Thursday, February 18, 2010

Stll More...

I do not know what this is for,
I do not know when this will stop.
I rang Barry's Bell
or rather my bell for Barry,
For an end of suffering and healing.
Not an end of life as we know it, but of a continuation.
For hope and joy.
My life did not end, when it seemed it should.
Someone told me I was an inspiration.
I do not know, I only know a force has been released inside of me that I can not stop and it will not stop.

Confusion, why?
Not why the suffering, because that is a common thread for all mankind.
Rather why the gaps in remembrance?
Why the loss of things that were important for they made up my life.
Pleasant, unpleasant, it is unimportant.
They exist, but not in memory.
Did they happen?
Did the tree make no sound in the forest when it fell because no one was there?
Did the stone not make ripples in the pond because no one saw it?
The time and space are still missing.

4 comments:

Barry said...

"Did the tree make no sound in the forest when it fell because no one was there?"
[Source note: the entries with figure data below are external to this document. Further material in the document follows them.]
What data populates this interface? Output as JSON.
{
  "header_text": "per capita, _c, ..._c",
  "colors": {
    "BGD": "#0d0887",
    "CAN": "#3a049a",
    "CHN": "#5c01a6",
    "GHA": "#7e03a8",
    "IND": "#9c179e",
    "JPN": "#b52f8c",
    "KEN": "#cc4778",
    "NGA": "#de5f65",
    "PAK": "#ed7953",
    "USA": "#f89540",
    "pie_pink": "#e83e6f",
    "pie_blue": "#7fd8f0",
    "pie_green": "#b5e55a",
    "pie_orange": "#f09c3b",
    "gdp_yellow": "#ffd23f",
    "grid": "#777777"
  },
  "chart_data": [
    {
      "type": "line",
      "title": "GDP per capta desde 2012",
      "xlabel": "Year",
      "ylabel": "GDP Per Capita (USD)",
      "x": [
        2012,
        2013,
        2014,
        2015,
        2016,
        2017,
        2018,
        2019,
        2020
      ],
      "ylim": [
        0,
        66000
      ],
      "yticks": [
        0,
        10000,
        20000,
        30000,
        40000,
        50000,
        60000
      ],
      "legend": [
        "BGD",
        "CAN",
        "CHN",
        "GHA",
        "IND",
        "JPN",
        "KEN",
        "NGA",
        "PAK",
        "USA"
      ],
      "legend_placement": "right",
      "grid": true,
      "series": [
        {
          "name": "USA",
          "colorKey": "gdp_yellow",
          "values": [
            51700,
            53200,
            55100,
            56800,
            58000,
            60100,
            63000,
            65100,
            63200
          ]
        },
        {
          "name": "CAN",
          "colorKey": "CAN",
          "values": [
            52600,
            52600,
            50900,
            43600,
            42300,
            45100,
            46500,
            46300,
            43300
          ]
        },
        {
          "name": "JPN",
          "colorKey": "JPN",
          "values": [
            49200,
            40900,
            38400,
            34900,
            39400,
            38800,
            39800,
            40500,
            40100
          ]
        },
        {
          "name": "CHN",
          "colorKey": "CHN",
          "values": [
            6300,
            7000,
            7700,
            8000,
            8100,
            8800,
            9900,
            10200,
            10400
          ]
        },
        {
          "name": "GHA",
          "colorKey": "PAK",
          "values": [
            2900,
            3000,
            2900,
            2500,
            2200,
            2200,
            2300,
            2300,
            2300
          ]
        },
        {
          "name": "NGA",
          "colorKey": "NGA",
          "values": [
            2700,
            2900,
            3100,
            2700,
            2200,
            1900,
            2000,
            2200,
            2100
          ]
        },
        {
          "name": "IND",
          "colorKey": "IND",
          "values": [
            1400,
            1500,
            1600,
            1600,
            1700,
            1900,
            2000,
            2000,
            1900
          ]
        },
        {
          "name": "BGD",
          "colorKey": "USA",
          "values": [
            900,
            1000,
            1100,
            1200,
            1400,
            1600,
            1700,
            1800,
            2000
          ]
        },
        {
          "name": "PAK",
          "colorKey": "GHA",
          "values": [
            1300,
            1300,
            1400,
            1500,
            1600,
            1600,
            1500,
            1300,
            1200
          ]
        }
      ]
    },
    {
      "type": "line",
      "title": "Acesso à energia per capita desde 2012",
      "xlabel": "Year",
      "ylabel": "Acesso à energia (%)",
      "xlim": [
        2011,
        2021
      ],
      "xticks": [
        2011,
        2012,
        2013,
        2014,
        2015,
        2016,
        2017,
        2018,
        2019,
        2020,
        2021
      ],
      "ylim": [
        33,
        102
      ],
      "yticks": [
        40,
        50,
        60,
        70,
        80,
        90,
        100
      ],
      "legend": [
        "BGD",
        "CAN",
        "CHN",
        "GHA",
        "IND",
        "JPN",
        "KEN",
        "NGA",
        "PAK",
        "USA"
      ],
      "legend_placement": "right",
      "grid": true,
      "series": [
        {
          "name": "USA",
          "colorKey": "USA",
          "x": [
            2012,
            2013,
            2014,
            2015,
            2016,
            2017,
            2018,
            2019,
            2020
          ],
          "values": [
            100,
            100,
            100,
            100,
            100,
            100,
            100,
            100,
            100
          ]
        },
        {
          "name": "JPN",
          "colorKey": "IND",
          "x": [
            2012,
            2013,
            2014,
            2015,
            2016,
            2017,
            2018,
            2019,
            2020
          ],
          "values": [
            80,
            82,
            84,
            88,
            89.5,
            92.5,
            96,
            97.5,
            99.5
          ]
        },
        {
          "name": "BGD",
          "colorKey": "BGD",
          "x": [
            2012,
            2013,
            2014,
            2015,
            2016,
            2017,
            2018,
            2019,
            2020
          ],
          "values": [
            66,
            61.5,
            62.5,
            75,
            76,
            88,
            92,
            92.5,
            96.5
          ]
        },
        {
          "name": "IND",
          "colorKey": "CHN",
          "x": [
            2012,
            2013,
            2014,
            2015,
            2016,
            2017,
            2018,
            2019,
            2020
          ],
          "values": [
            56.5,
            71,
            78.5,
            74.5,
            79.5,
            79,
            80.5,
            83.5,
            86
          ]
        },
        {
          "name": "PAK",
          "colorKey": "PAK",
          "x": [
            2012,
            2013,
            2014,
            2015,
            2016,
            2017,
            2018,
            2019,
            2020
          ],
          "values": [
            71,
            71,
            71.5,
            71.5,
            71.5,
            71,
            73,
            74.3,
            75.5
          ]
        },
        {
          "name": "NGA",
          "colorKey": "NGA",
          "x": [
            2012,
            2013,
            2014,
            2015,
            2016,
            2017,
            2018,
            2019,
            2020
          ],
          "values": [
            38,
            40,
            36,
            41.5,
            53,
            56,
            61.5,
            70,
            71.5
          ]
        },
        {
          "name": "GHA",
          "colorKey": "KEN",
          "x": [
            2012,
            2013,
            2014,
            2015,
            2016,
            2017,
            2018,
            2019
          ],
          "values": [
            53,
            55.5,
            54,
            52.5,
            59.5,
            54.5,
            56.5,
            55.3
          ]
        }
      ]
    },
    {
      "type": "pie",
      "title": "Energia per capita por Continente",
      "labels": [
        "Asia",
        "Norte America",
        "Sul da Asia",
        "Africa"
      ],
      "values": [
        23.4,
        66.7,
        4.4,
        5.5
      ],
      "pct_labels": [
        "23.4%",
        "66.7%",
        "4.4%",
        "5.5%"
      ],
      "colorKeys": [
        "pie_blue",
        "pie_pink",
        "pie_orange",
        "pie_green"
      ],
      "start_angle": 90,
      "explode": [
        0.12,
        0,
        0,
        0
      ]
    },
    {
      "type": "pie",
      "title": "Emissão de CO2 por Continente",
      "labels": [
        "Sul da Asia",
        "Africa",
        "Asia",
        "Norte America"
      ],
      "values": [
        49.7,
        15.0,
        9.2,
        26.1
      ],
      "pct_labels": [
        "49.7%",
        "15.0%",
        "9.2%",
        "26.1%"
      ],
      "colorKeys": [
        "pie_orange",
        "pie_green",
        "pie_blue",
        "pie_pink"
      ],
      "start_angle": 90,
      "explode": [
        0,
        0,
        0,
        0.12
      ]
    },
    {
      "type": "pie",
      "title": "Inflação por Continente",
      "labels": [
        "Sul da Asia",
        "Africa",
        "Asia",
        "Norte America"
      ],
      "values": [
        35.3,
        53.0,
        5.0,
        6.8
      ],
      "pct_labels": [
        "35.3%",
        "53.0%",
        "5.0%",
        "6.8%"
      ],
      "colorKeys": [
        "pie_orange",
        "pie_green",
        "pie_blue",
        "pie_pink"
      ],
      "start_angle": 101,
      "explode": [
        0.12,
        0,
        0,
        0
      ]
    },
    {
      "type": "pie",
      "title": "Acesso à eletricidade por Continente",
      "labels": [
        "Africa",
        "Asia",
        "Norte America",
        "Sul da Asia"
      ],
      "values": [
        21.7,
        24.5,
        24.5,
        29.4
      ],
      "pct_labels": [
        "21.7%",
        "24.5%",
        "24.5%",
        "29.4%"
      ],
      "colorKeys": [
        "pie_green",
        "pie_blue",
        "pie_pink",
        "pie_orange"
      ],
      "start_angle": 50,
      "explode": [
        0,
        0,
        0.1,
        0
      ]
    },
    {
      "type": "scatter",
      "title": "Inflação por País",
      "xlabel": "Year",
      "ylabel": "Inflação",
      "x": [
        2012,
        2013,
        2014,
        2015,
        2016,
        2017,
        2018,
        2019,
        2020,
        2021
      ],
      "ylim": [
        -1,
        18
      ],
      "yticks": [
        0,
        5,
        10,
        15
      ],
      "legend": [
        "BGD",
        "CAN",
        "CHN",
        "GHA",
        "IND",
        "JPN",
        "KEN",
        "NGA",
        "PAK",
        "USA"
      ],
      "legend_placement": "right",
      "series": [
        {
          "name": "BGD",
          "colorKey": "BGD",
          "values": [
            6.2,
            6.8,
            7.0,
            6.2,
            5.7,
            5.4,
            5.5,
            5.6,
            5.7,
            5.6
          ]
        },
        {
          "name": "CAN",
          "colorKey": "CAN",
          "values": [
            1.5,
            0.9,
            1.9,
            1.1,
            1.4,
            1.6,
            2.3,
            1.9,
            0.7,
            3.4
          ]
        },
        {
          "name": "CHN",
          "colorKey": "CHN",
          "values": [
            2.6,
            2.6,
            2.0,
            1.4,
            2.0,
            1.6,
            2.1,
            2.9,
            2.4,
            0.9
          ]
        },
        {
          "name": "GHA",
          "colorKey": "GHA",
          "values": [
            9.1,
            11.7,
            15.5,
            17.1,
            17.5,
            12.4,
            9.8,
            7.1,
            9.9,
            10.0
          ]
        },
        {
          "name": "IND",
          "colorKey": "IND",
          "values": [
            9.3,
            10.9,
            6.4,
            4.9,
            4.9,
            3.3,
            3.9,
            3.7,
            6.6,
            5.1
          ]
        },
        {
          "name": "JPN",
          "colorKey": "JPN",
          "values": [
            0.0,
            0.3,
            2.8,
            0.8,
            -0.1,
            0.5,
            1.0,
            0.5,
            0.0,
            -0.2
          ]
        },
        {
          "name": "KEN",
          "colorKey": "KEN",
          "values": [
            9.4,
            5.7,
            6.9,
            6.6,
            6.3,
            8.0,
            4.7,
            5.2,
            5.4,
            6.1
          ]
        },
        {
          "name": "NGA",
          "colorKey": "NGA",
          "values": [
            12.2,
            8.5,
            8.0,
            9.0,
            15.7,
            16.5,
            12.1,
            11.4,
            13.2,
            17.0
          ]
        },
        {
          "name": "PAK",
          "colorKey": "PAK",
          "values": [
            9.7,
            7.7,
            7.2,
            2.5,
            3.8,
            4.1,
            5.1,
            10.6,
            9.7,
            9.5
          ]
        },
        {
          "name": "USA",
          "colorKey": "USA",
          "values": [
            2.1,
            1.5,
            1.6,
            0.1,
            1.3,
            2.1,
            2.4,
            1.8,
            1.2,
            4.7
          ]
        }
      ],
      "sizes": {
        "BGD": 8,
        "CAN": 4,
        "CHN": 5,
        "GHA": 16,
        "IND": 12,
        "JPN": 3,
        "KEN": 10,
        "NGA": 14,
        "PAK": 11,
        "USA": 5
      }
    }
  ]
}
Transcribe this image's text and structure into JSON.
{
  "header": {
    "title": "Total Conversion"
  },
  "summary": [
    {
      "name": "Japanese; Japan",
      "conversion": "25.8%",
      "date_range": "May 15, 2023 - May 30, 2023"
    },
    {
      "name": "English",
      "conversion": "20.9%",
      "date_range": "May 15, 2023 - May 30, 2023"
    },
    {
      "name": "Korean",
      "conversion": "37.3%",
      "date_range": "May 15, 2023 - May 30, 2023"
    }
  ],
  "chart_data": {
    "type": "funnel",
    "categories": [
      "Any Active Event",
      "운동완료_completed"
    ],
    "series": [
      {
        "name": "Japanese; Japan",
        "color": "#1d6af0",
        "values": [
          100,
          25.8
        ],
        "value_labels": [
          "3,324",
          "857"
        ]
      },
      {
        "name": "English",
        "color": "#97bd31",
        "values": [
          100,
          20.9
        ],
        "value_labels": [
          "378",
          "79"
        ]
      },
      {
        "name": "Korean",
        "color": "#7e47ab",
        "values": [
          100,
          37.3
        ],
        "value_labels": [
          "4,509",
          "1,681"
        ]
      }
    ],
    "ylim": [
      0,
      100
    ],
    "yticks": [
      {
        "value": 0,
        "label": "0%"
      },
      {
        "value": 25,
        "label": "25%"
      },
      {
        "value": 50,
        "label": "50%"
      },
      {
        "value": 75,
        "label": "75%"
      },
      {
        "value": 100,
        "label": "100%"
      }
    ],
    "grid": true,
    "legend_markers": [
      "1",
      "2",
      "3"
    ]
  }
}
Maybe, or maybe not. But I sure have been hearing a lot of bells recently!

And been overwhelmed by them!

Gail said...

HI JOEYU-

May I suggest that you relax, breathe..........try to surrender to the moments as they unfold - there is such power in surrender - and there is great power in breathing.

Loving you
Gail
peace.....

Unknown said...

Barry - I am hopeful for you!
Gail - this is an accumulation of thoughts that came pouring out, It is a statement of things that formed me when I did not know it. It is only an expression of all and in the last post it is finished.
Where these things comes tumbling out of my heart I have vague ideas, but i let them! Love to you.

Woman in a Window said...

I read this, "They exist, but not in memory." as "They exist, but not in mercy." I like each.

"Pleasant, unpleasant, it is unimportant." I keep having holy shit moments throughout this poem.